Wie schätzen Sie die Chance ein, wenn ich abgemahnt werde? Wie hoch ist die Wahrscheinlichkeit, dass eine Abmahnkanzlei das Risiko eingeht, "das Ganze bis zum Ende durchzuziehen"? - Ich von meiner Seite werde keine strafbewährte Abmahnung unterzeichnen und bin bereit das voll durchzuziehen und auch bekannt zu geben gegenüber dem möglichen Abmahner. Natürlich könnte ich das auch gewinnen, vielleicht auch nicht. Jedenfalls besteht doch auch ein sehr hohes Risiko für den Mandanten der Kanzlei bzw. der Kanzlei das Risiko, dass sie erhebliche Kosten dadurch u.U. tragen müssen?

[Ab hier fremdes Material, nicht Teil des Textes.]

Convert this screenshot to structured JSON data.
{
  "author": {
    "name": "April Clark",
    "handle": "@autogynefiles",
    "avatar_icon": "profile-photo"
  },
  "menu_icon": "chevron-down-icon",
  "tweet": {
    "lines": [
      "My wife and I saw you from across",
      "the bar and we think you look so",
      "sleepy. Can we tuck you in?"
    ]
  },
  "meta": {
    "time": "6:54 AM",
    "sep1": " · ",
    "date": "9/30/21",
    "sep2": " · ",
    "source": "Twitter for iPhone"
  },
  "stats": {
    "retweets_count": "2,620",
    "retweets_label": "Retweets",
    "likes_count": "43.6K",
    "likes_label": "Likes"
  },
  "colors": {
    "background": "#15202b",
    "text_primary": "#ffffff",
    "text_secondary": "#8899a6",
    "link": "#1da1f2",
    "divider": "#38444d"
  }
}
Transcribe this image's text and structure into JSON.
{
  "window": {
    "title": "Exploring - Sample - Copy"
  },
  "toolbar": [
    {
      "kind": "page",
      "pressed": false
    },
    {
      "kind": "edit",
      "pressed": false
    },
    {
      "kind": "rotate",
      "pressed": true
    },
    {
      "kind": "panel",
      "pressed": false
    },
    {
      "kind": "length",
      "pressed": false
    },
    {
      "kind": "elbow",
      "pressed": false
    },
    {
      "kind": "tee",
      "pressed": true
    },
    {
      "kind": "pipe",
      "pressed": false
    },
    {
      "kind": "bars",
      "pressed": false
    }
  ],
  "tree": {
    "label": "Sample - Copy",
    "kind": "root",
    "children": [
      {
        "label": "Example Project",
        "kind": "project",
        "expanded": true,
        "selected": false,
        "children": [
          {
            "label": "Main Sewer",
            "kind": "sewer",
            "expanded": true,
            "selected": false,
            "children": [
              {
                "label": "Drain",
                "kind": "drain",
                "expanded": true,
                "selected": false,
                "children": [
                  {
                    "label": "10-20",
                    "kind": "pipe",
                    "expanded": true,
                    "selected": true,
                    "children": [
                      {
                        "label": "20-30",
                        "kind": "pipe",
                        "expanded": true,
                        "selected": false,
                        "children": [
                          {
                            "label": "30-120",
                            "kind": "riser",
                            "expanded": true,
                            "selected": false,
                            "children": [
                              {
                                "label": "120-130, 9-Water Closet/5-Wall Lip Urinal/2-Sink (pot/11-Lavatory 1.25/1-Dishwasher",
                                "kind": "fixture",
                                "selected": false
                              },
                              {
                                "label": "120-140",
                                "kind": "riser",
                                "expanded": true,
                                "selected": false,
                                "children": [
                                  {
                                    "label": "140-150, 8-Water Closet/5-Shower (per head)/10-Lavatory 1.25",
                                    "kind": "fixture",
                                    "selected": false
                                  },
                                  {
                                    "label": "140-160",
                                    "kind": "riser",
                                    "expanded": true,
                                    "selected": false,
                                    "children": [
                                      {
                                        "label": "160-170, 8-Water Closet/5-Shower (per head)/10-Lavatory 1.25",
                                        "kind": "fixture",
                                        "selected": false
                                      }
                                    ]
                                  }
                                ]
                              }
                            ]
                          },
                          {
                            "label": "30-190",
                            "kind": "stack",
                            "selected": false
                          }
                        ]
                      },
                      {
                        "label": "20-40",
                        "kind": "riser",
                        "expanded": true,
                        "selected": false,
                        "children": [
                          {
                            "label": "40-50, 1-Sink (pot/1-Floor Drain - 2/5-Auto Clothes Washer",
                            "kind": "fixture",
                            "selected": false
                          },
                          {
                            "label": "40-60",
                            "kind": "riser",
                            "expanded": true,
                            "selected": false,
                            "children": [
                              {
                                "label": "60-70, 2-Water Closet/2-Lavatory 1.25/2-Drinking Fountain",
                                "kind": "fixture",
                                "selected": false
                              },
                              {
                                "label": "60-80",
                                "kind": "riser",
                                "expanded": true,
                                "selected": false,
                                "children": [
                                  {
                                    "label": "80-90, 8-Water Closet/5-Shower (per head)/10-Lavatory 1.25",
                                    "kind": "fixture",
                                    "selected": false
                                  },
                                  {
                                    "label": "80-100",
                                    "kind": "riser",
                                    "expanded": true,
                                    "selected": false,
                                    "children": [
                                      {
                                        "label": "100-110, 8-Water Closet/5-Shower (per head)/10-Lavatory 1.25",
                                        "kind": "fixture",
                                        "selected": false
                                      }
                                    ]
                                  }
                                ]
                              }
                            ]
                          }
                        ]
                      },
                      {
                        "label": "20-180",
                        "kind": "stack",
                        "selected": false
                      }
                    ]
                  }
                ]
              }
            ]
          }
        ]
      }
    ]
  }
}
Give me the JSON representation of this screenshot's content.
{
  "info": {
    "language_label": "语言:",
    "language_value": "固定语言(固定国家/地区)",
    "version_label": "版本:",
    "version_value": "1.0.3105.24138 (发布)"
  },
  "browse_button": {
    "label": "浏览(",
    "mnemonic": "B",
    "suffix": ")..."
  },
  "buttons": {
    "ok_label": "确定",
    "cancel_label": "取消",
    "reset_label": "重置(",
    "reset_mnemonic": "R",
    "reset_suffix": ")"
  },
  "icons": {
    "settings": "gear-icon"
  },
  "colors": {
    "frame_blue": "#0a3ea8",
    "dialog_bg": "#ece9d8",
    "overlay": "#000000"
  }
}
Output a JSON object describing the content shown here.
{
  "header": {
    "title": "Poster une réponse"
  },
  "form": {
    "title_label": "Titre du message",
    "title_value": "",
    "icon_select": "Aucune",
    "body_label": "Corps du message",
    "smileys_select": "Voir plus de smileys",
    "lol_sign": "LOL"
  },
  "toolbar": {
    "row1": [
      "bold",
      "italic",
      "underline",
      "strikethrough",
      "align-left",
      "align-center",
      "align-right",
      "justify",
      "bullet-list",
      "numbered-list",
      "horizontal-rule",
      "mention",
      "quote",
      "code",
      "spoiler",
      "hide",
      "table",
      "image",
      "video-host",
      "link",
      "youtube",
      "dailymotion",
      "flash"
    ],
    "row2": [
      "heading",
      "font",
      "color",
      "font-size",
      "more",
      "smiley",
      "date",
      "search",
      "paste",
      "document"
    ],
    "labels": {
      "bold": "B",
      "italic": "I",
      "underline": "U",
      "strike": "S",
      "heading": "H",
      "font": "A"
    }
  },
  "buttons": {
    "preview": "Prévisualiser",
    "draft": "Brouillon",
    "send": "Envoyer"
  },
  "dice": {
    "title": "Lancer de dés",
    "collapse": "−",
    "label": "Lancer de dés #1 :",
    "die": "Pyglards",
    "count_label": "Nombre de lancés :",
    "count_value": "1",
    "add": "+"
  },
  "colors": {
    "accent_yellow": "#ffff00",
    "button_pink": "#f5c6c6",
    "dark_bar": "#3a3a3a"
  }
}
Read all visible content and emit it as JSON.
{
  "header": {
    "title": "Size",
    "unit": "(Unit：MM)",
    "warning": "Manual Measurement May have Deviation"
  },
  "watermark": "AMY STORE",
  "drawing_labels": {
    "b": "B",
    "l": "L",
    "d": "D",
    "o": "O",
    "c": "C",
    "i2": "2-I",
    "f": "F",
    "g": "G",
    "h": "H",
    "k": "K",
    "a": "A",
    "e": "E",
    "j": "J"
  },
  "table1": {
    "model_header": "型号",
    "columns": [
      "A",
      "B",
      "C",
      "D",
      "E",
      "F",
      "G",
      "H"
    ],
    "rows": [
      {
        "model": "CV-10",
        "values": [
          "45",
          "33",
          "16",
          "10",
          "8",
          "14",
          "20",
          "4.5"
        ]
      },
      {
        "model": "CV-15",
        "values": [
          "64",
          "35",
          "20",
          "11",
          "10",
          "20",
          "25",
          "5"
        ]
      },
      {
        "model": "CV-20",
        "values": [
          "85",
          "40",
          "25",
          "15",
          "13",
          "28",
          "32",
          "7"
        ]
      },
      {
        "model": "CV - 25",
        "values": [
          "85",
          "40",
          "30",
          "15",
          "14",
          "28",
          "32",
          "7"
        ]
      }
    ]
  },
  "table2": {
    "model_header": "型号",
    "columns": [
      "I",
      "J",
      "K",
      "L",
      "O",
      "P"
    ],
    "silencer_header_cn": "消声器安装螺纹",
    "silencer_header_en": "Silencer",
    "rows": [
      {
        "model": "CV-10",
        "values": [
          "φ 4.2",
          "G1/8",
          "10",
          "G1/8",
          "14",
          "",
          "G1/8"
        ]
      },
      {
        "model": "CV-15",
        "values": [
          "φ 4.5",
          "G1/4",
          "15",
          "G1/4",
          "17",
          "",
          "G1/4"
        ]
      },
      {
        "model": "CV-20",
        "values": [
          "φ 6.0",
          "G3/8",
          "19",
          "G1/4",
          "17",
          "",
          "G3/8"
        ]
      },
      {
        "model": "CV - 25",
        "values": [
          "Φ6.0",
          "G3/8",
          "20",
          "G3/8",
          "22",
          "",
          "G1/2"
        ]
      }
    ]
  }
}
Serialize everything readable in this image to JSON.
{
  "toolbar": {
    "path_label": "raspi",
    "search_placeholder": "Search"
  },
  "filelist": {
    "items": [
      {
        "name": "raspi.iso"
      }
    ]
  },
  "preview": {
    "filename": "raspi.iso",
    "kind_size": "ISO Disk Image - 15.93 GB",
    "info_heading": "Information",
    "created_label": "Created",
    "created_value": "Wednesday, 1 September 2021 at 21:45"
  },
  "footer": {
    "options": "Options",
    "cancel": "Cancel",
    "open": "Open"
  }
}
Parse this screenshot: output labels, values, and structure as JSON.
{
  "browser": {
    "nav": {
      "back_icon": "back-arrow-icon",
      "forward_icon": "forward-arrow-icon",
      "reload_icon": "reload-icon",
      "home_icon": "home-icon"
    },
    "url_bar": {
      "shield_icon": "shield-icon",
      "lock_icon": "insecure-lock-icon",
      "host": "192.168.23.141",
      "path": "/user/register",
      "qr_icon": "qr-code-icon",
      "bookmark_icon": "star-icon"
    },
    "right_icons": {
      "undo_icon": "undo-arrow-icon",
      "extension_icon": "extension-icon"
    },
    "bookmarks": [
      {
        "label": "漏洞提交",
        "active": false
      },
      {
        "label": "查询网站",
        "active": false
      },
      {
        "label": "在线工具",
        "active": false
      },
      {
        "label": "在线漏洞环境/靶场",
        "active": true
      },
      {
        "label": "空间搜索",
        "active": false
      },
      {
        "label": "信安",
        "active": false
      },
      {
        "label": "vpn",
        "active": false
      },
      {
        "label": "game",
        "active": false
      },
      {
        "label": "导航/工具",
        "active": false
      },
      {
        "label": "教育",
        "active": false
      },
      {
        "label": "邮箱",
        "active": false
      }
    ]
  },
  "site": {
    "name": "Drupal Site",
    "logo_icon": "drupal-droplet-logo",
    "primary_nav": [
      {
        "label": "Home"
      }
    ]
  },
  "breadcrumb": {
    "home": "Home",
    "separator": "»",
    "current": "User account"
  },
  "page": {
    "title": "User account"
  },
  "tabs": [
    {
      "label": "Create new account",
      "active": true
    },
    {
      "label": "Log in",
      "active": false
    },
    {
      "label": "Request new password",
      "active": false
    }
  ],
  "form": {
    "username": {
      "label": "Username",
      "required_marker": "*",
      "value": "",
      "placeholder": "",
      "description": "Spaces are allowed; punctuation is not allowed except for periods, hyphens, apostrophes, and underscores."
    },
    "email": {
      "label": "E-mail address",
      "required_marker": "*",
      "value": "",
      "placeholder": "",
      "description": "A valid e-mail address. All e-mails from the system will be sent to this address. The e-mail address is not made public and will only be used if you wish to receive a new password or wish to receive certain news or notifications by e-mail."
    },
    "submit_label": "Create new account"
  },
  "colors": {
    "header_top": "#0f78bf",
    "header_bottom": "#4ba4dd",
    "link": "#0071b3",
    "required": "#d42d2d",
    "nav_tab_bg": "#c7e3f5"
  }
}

Ich bedanke mich hinsichtlich der Antworten auf Nachfragen im Vorraus.
Sehr geehrter Fragesteller,
eine Abmahnkanzlei wird gegen Sie vorgehen, wenn Sie von einem anderen Marktteilnehmer, der mit Ihnen konkurriert, hierzu beauftragt wird. Da eine Kanzlei an jedem Fall Geld verdient, wird sie die Messlatte, bei der sie ihrem Auftraggeber von einer Rechtsverfolgung abrät, nicht sehr hoch anlegen.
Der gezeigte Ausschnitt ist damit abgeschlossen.